Stability: Better conditioned than \(A^T A\)

Power Method (2-norm)¶

Problem: Estimate \(\sigma_{\max}(A)\)

Algorithm:

Start with random vector \(v\), \(\|v\|_2 = 1\)
For \(k = 1, 2, \ldots\):

\[\begin{split}w &= A^T A v \\ \lambda &= v^T w \\ v &= w / \|w\|_2\end{split}\]
Return \(\sigma_{\max} \approx \sqrt{\lambda}\)

For \(\sigma_{\min}\): Use inverse iteration or shift-invert

Convergence Analysis¶

Hager-Higham¶

Typical iterations: 2-5

Convergence: Depends on matrix structure, not proven in general

In practice: Usually converges quickly

Power Iteration¶

Convergence rate:

\[\text{error}_k \approx \left|\frac{\lambda_2}{\lambda_1}\right|^k \text{error}_0\]

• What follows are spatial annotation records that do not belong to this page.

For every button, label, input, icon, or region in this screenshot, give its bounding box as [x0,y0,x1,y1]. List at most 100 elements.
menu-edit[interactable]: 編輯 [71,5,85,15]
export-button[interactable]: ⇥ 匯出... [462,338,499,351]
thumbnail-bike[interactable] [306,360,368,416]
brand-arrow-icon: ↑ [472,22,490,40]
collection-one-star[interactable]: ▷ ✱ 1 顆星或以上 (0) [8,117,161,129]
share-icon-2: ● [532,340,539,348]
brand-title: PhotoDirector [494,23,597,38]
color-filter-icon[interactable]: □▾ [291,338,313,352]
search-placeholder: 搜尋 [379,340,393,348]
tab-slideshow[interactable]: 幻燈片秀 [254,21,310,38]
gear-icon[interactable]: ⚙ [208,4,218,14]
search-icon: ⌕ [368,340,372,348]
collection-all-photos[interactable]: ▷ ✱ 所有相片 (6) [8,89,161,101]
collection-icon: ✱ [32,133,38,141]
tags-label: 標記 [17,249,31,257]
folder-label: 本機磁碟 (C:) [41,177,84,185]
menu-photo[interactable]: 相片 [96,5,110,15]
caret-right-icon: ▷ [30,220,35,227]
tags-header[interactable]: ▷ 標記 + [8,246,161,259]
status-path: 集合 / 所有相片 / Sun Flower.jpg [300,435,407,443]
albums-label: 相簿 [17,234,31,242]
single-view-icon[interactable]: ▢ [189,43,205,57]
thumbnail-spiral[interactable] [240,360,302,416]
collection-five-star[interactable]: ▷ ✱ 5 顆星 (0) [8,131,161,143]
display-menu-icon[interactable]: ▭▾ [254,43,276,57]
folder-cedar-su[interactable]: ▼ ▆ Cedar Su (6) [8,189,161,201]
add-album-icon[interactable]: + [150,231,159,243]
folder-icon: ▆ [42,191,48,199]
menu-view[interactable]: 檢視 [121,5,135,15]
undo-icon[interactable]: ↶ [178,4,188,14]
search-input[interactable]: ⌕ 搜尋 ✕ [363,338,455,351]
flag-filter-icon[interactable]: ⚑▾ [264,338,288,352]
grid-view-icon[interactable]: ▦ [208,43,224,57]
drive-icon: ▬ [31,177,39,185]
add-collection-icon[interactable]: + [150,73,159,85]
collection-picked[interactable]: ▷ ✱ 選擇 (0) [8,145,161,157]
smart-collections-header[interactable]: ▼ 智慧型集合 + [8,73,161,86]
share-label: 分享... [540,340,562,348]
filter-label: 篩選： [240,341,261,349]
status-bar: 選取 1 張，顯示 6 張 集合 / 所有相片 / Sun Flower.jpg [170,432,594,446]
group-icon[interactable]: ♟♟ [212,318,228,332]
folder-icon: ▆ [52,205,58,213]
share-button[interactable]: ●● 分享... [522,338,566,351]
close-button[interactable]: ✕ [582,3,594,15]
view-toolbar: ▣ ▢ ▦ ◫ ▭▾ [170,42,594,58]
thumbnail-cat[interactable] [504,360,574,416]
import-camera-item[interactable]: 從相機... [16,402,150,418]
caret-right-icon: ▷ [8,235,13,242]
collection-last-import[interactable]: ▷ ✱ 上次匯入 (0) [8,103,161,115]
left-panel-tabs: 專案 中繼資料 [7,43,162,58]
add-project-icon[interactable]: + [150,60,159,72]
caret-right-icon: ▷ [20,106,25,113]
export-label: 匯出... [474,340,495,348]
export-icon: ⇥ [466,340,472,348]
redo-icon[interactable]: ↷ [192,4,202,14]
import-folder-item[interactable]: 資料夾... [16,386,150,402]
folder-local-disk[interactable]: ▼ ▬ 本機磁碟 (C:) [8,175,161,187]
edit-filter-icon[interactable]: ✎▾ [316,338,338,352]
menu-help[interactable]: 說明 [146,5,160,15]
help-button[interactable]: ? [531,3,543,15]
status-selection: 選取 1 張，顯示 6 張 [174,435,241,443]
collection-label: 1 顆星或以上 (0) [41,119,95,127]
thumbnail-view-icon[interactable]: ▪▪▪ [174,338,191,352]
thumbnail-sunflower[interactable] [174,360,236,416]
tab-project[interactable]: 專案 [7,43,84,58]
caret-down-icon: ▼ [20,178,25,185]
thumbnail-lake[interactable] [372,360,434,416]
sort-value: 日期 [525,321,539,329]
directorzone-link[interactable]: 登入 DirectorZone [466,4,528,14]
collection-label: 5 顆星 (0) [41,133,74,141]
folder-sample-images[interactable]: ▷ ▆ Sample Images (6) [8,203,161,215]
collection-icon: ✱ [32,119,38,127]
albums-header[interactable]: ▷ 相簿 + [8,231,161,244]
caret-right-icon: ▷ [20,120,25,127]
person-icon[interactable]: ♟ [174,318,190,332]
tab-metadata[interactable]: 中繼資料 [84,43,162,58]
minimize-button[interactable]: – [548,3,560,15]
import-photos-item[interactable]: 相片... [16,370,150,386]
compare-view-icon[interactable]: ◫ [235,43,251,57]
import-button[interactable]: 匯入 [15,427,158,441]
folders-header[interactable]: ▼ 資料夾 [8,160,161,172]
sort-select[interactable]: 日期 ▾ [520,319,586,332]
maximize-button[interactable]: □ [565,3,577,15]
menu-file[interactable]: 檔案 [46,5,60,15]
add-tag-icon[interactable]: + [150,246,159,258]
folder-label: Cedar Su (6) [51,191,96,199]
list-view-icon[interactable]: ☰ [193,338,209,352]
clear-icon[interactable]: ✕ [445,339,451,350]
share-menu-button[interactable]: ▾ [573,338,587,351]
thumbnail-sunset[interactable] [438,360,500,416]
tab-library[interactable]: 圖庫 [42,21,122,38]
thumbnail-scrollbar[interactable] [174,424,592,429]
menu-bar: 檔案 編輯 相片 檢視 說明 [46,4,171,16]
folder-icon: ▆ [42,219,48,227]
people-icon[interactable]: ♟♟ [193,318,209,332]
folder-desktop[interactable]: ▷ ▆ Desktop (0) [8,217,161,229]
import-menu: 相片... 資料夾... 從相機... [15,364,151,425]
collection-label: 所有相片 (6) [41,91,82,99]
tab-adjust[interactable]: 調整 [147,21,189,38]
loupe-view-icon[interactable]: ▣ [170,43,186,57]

where \(\lambda_1, \lambda_2\) are two largest eigenvalues.

Fast if: \(\lambda_1 \gg \lambda_2\) (well-separated)

Lanczos¶

Accuracy: Extremal eigenvalues converge first

Iterations needed: Typically \(k = 10-50\) for good estimates

Numerical Stability¶

Loss of Orthogonality¶

Problem: In Lanczos, \(v_j\) vectors lose orthogonality due to rounding

Solution:

Reorthogonalization
Use more iterations
Check residuals

Ill-Conditioned Systems¶

Challenge: Solving \(Ax = b\) when \(\kappa(A)\) is large

Solutions:

Use iterative refinement
Increase solver tolerance
Use preconditioners
Accept approximate results

References¶

Hager, W. W. (1984). “Condition estimates.” SIAM J. Sci. Stat. Comput., 5(2), 311-316.
Higham, N. J., & Tisseur, F. (2000). “A block algorithm for matrix 1-norm estimation.” SIAM J. Matrix Anal. Appl., 21(4), 1185-1201.
Golub, G. H., & Van Loan, C. F. (2013). Matrix Computations (4th ed.). Johns Hopkins University Press.
Golub, G. H., & Kahan, W. (1965). “Calculating the singular values and pseudo-inverse of a matrix.” SIAM J. Numer. Anal., 2(2), 205-224.
Saad, Y. (2011). Numerical Methods for Large Eigenvalue Problems (2nd ed.). SIAM.
Oettli, W., & Prager, W. (1964). “Compatibility of approximate solution of linear equations.” Numer. Math., 6(1), 405-409.